Elixir Cluster Series

  1. Leveraging CRDTs for eventual consistency
  2. Elixir: Resilient distributed systems
  3. Elixir: Running a cluster of nodes
  4. Elixir: Running a cluster of dynamic nodes
  5. Elixir and Mnesia: Running a cluster with state
  6. Elixir and Raft: Running a cluster with state

Erlang’s “location transparency” allows processes to run seamlessly across different instances, machines, or even regions. Out of the box, Erlang is designed to operate smoothly in a distributed environment, where processes are not tied to any specific physical location.

In such an environment, the notion of “current state” is a myth; it’s really just a snapshot of some past point in time. By the time data is received and actions are taken, the system may have already changed—new messages could have been sent, processes might have failed, and data could have been updated. This reflects the reality that “now” varies across different parts of the system, influenced by the time it takes for information to travel—the inevitable network latency. To manage this uncertainty, developers often design systems with eventual consistency in mind, acknowledging that perfect synchronization is neither practical nor necessary in most distributed systems.

Conflict-Free Replicated Data Types (CRDTs)

CRDTs (Conflict-Free Replicated Data Types) are data structures designed to handle the challenges of eventual consistency in distributed systems. They ensure that, despite possible conflicts and divergence, data will eventually converge to a consistent state. To achieve this, CRDTs rely on several key properties:

  1. Associativity
    Allows operations to be grouped differently without affecting the outcome, facilitating flexible processing across nodes.

  2. Commutativity
    Ensures that the order of operations does not impact the final state, guaranteeing consistent results regardless of the operation sequence.

  3. Idempotence
    Operations applied multiple times have the same effect as if applied once, preventing duplicates from altering the intended state.

Last-Write-Wins (LWW)

The Last-Write-Wins Element Set is a conflict resolution strategy used in CRDTs that employs timestamps to determine which operation should prevail when conflicts occur.

defp converge_superhero(data_a, data_b) do
  combined_superheroes =
    Map.merge(data_a.superheroes, data_b.superheroes, fn _id, sh1, sh2 ->
      if sh1.last_updated > sh2.last_updated, do: sh1, else: sh2
    end)

  %{superheroes: combined_superheroes}
end

The converge_superhero function merges superhero data from two sources, each tagged with a last_updated timestamp. When the same superhero appears in both sources, indicating a conflict, the function retains the version with the more recent timestamp, ensuring that the most up-to-date information is always preserved.

LWW-Tombstone Set

The LWW-Tombstone Set effectively manages updates and deletions across distributed systems by incorporating tombstones.

defp converge_superhero(data_a, data_b) do
  combined_superheroes =
    Map.merge(data_a.superheroes, data_b.superheroes, fn _id, sh1, sh2 ->
      if sh1.last_updated > sh2.last_updated, do: sh1, else: sh2
    end)

  combined_tombstones =
    Map.merge(data_a.tombstones, data_b.tombstones, fn _id, d1, d2 ->
      d1 or d2
    end)

  filtered_superheroes =
    Map.filter(combined_superheroes, fn {id, _} ->
      not Map.has_key?(combined_tombstones, id)
    end)

  %{superheroes: filtered_superheroes, tombstones: combined_tombstones}
end

Function Breakdown:

  • Merging Superheroes: The function merges superhero data from two sources, resolving conflicts by selecting the entry with the more recent update based on the last_updated timestamp.
  • Merging Tombstones: It also merges tombstone records, which mark deleted entries. A logical OR operation ensures that if an entry is marked as deleted in any dataset, it is recognized across all.
  • Filtering Deletions: Finally, the function filters out any superheroes identified in the tombstone records, effectively acknowledging deletions.

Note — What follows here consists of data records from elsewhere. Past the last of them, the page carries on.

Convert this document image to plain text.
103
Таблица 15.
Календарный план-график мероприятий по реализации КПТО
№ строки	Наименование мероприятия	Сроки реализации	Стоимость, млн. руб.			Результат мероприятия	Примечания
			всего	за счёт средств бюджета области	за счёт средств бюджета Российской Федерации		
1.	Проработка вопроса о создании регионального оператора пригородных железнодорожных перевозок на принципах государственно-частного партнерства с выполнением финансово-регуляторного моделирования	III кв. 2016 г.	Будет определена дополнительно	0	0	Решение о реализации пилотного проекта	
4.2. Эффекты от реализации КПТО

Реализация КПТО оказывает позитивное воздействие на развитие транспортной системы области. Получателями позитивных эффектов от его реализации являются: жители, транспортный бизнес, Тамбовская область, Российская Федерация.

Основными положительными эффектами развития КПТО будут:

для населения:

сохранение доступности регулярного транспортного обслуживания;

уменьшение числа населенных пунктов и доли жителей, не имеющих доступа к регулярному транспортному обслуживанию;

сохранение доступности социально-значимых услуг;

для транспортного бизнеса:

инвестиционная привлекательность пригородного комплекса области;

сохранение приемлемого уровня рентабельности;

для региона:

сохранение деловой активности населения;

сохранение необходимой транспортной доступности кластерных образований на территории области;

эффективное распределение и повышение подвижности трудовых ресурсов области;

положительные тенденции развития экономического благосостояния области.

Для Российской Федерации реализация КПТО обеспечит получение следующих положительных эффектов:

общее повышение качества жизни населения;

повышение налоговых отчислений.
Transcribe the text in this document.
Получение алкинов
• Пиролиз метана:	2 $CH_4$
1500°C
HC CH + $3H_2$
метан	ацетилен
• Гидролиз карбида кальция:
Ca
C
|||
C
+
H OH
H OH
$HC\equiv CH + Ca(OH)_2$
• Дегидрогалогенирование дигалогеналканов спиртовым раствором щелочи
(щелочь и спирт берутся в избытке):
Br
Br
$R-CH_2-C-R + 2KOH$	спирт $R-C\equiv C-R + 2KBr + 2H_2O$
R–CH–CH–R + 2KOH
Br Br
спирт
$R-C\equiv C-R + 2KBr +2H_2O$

This method ensures that all updates and deletions are consistently propagated, maintaining accurate and synchronized state information across multiple nodes.

Conclusion

Distributed systems must manage the challenges of data consistency while allowing nodes to run independently, without relying on a central leader. CRDTs ensure eventual consistency without the need for complex coordination or locking mechanisms.